You could try profiling with this. It does a bastardized binary chop on both ends to locate the passband and then steps back to locate the limits:
sub bandpass {
my( $aref, $loValue, $hiValue ) = @_;
return if $loValue > $aref->[-1] or $hiValue < $aref->[0];
my( $lo, $hi ) = ( 1, $#{ $aref } );
$lo += $lo while $aref->[$lo] < $loValue;
--$lo while $lo and $aref->[$lo-1] >= $loValue;
$hi >>= 1 while $aref->[$hi] > $hiValue;
++$hi while $hi < $#$aref and $aref->[$hi+1] <= $hiValue;
return @{ $aref }[ $lo .. $hi ];
}
...
my $aref = $matches{ $fasta_id }{ $sitekey };
$sets{ $fasta_id }[ $setscounter ]{ $sitekey } =
[ bandpass( $aref, $lowerlimit, $upperlimit ) ];
The bastardization is designed to handle non-unique and/missing values in the set and still locate the appropriate boundaries. If you know your values will always be unique that could simplify things a little. If you knew that the limits ($lowerlimit & $upperlimit) would always be contained within the set, that would simplify things considerably, but from what you've said elsewhere that is not the case.

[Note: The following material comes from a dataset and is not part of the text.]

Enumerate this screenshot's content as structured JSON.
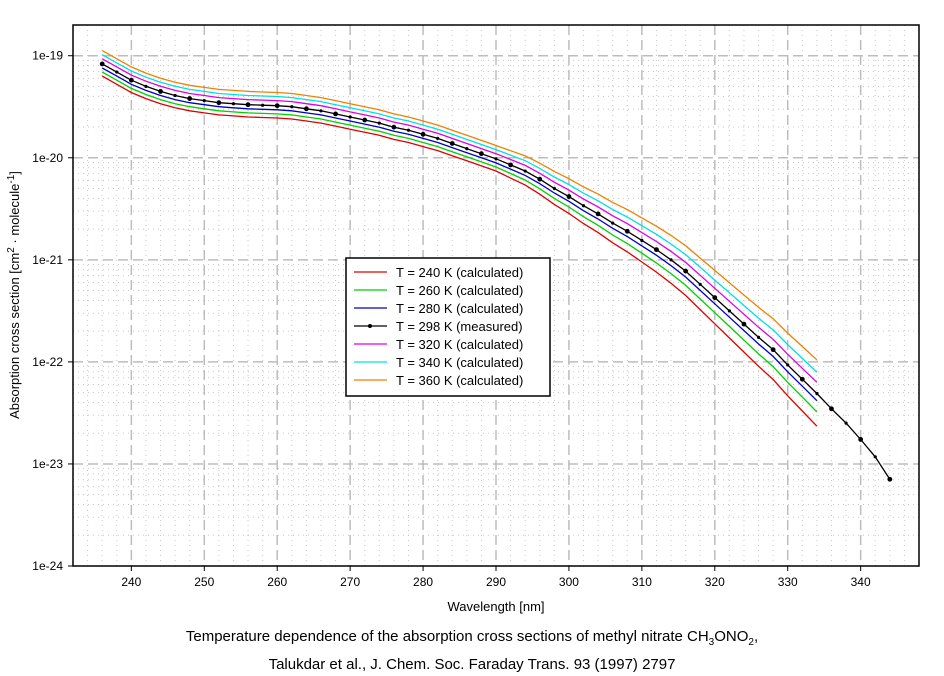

Update: Further testing with more realistic test data showed the above to be both inefficient and flawed.
The problem with optimising this is the range of possible variations. Optimising for the general case is likely to do very badly for particular cases. Your original solution works well for narrow bands that are low in the range:
min---------loPass--hiPass------------------------------------max
But will perform badly for either of the following, where grep will perform quite well:
min-------------------------------------------loPass--hiPass--max
min--loPass-------------------------------------------hiPass--max
For the latter of the these two, scanning in from either end will be optimal as with my crude linear solution, but from what you've said about the datasets, it seems that your pass bands are quite narrow, but can be located anywhere within the entire range. And that is the hardest scenario to optimise for.
Here is another version that I believe to be both correct; and tailored towards being efficient for the type of data you've indicated you are working with. The revelation came to me that instead of using two binary chops to locate the two ends of the pass band--which is quite expensive as your limits may not appear in the dataset--I could use a single binary chop to locate a (single) value that lies within the passband and then use two linear searches out from that value to locate the lower and upper limits. If your pass bands are narrow, these linear searches will have little to do. They will also neatly handle the possibility of duplicate values which complicates binary chops.
sub bandpass {
my( $aref, $loValue, $hiValue ) = @_;
return if $loValue > $aref->[-1] or $hiValue < $aref->[0];
my( $lo, $hi ) = ( 0, $#{ $aref } );
while( $lo < $hi ) {
my $mid = int( ( $lo + $hi ) / 2 );
if( $aref->[ $mid ] >= $loValue and $aref->[ $mid ] <= $hiValu
+e ) {
$lo = $hi = $mid;
last;
}
elsif( $aref->[ $mid ] < $loValue ) {
$lo = $mid + 1;
}
elsif( $aref->[ $mid ] > $hiValue ) {
$hi = $mid - 1;
}
}
return if $loValue > $aref->[ $hi ] or $hiValue < $aref->[ $lo ];
--$lo while $lo and $aref->[ $lo - 1 ] >= $loValue;
++$hi while $hi < $#{ $aref } and $aref->[ $hi + 1 ] <= $hiValue;
return @{ $aref }[ $lo .. $hi ];
}
Again, no guarentees. It's very hard to do this kind of optimisation without real datasets to benchmark against.